Jean M François got his PhD in Biological Science and Agronomy from the University of Louvain (Belgium) in 1988. He is Professor of Industrial Microbiology and BioNanotechnology at the Federal University of Toulouse, School of Engineer. His research activity concerns integrated physiology and functional genomics in microbial systems, with a specific focus on carbon and energy metabolism in yeast and filamentous fungi . He is author of more than 180 papers and 15 patents and Editor in Chief of BMC Biotechnology for Biofuels.


The development of carbon efficient pathways for added value (bio)chemicals production is the essence of White Biotechnology. The limit of carbon conservation in all (bio)chemical syntheses is determined by the electron balance in substrate(s) and product(s). Frequently, natural metabolic networks do not have the stoichiometric capacity to produce a value-added compound at yields that correspond to the thermodynamic maximum. A good example of natural metabolic networks lacking stoichiometric efficiency is the bioproduction of glycolic acid (GA), a two carbon compound of considerable industrial interest notably in cosmetics and biodegradable polymers.

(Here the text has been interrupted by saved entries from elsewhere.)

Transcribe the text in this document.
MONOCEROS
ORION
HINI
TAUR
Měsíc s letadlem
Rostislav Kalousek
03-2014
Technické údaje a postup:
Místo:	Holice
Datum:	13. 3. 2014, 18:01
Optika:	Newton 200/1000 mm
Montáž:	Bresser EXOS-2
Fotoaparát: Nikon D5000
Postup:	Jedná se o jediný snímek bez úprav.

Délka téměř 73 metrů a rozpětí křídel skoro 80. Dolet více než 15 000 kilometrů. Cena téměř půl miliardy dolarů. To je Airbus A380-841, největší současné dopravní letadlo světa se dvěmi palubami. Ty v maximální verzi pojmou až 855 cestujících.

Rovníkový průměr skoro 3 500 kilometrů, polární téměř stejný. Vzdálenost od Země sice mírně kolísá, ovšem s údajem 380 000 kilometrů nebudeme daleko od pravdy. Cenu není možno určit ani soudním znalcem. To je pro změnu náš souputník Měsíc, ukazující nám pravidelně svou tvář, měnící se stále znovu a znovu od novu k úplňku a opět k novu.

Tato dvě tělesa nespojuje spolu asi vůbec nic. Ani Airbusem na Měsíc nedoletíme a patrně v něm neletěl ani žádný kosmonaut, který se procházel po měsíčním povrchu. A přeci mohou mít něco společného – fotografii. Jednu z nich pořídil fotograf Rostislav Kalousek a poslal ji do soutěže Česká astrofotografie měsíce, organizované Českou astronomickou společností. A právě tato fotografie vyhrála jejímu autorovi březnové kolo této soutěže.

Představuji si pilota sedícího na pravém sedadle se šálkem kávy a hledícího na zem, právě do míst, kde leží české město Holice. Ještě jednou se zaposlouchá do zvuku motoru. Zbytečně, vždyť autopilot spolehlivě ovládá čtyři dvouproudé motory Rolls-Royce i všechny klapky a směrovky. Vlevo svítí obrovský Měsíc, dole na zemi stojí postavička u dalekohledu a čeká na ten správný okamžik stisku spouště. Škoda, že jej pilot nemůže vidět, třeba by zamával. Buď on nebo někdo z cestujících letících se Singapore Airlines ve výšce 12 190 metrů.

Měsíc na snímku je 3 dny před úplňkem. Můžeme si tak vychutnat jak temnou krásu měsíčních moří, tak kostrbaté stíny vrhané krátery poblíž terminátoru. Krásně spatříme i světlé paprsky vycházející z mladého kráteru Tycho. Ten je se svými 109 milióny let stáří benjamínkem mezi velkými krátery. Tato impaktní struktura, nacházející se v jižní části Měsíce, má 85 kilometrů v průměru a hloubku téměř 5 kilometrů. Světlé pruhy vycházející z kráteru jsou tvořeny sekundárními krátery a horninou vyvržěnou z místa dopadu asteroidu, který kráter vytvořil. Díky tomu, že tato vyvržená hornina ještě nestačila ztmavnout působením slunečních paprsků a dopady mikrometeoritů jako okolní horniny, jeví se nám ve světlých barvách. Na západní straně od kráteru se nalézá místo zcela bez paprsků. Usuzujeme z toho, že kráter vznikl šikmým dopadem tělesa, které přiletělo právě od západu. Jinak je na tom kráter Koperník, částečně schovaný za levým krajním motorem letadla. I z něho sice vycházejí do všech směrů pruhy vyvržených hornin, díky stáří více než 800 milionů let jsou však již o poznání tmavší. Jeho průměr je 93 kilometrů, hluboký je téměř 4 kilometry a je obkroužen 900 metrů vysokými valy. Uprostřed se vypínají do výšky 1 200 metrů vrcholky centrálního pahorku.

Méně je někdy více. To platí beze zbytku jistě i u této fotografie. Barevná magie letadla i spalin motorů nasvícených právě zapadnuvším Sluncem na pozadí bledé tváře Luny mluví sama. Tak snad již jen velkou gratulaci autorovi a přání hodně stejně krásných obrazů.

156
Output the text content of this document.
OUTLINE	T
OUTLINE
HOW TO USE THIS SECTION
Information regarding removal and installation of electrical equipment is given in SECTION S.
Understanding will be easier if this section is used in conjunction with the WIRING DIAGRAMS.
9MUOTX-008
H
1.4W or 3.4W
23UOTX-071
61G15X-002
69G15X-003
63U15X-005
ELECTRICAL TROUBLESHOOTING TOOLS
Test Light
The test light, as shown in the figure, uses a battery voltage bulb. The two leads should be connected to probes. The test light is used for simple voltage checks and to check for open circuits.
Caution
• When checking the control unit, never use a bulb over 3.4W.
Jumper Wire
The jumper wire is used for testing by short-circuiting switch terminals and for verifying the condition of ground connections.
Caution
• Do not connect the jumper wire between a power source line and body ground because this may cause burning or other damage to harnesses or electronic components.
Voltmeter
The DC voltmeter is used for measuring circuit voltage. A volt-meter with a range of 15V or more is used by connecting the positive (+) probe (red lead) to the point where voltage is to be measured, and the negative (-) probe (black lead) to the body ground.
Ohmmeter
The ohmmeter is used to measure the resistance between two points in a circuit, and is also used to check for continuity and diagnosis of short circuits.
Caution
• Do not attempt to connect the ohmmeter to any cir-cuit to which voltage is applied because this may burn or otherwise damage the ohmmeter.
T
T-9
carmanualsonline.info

We addressed this objective to approach this maximal conversion yield by employing the following strategies. Firstly, we reconsider a completely different route of C5 assimilation that by-passes the decarboxylation reaction in the pentose phosphate pathway and that rely on the carbon-conserving aldolytic cleavage of X1P or R1P to yield the C2 compound glycolaldehyde and the C3 DHAP compound. This metabolic scheme required the expression of human hexo(fructo)kinase(Khk-C) and human aldolase (Aldo-B). Then glycoaldehyde can be either reduced by endogenous aldehyde reductase to produce ethylene (EG) glycol or oxidized into glycolic acid. With this approach, we obtained yield of EG and GA close to maximal theoretical yield of 1 mol/ mol sugar. Interestingly, we found that the engineered strain expressing this synthetic pathway exhibited a remarkable rewiring of the metabolic networks that culminate with a dramatic reduced metabolites and metabolic energy levels. We then combined this synthetic pathway with the natural glyoxylate shunt that can be engineered to produce GA from DHAP. This combination led to an optimized production strain that produced ~30 % more GA from a xylose/glucose mixture (66%/33%) than when the natural pathway is working alone.